Thyra is organized into three sets of abstractions depending on the type of operation required. All are templated on the scalar type. These sets are:
\begin{itemize}
\item \emph{Vector/Operator Interfaces:} The first level is an abstraction for vectors and operators \cite{Bartlett2007}. This set includes abstractions for vector spaces, vectors, multivectors, and linear operators. Thyra provides a default set of vector-vector and vector-operator operations for standard linear algebra tasks such as AXPY from BLAS. Defining an extensible interface such that users can add arbitrary vector/matrix operations and maintain performance can be difficult. A general tool to achieve this is the Trilinos utility package RTOp \cite{rtop}, which provides an interface for users to add new Thyra operations. RTOp accepts a vector of Thyra input objects and a vector of Thyra output objects along with a functor. RTOp will then apply the functor to each element of the data.
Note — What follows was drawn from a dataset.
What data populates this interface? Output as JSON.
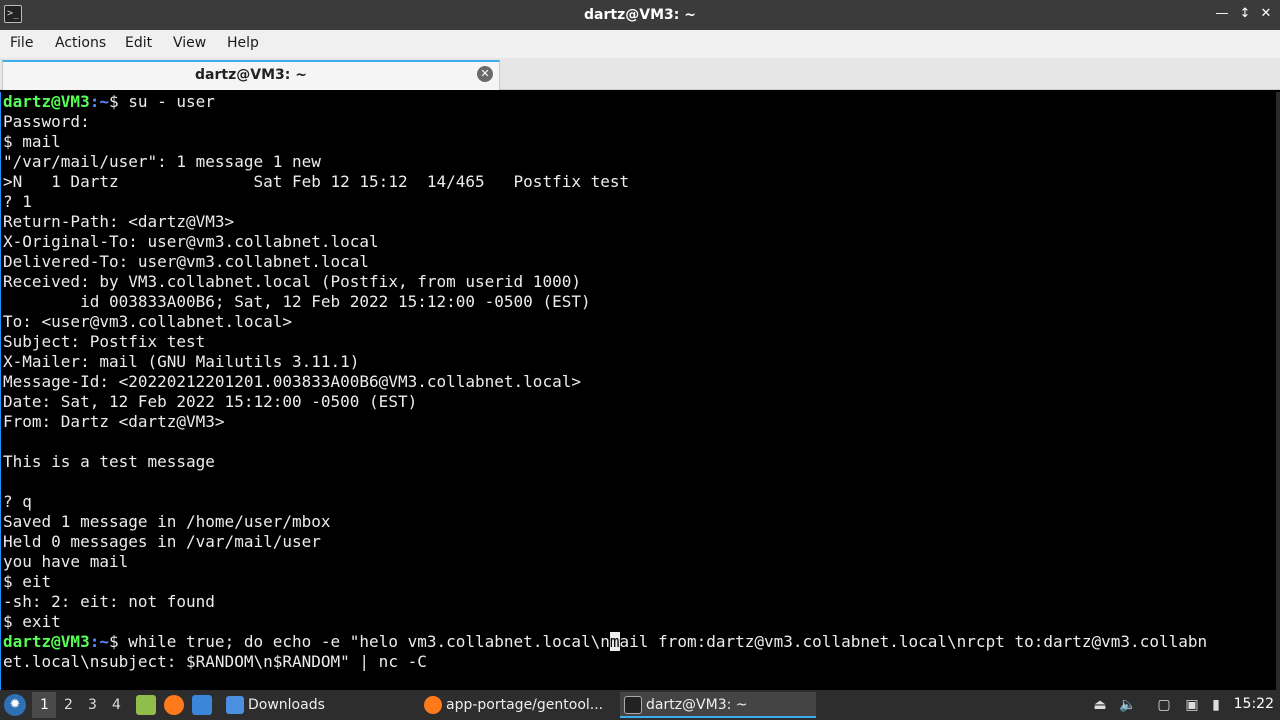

\item \emph{Operator Solve Interfaces:} The second set of abstractions supplies abstract linear solvers that can be attached to operators. The interfaces include base classes for preconditioners, preconditioner factories, linear operators with a solver, and factories for linear operators with a solver. The factories build and update the preconditioners and linear solvers as needed. The solver interfaces allow one to wrap any concrete linear solver or preconditioner for use with the ANAs. Trilinos provides a separate library named Stratimikos that wraps all of the Trilinos preconditioners and linear solvers in Thyra abstractions. Run-time configuration of Stratimikos is driven by \code{Teuchos::ParameterList} options.
Details on Stratimikos are given in Section~\ref{sec:Stratimikos}.

\item \emph{Nonlinear Interfaces:} The final set of abstractions supports nonlinear operations. Thyra provides an interface that wraps nonlinear solvers. Implicit time integration and optimization solvers typically require nonlinear solves and can abstract away the concrete implementation via Thyra. The NOX package in Trilinos (described in Section~\ref{sec:nox}) provides a concrete implementation of this interface. The final interface in Thyra is for querying a physics application for common objects required by high-level Newton-based solvers. The \code{Thyra::ModelEvaluator} interface allows codes to ask the application to evaluate residuals, Jacobians, parametric sensitivities, Hessians, and post-processed quantities/derivatives of interest. The interface is designed to be stateless (i.e., consecutive calls with the same inputs should produce the same outputs). This design was chosen to avoid pitfalls in complex application codes interacting with general nonlinear algorithms. The design does not preclude its use in stateful applications that have a ``memory'' between timesteps, but rather forces the explicit use of the stateful information in the interface.
\end{itemize}


\subsection{Combinatorial algorithms with hybrid parallelism: Zoltan2}
Zoltan2 is a package for partitioning, load balancing, and other combinatorial scientific computing. It can be viewed as a successor to Zoltan~\cite{Boman2012} that provides both tighter integration with other Trilinos packages and support for hybrid parallelism. It is used primarily to partition and distribute data objects (such as sparse matrices) across processors.

Zoltan2 has a highly modular design. The user provides input via
input adapters. Adapters for sparse graphs and matrices are provided for Xpetra, which can also be used to interface Tpetra data structures.
The models create a graph, hypergraph, or coordinate model from the user input, which is typically a sparse matrix, mesh, or vector.
The algorithms then use this model to solve the particular problem (e.g., partitioning or coloring) requested by the user.

Zoltan2 supports both distributed-memory parallelism and on-node parallelism for both CPU and GPU (via Kokkos).
Algorithms that support such hybrid parallelism include Multi-jagged~\cite{Z1} (geometric partitioning), Sphynx~\cite{Z2} (spectral graph partitioning), graph coloring~\cite{Z5}, and MPI task placement~\cite{Z3}.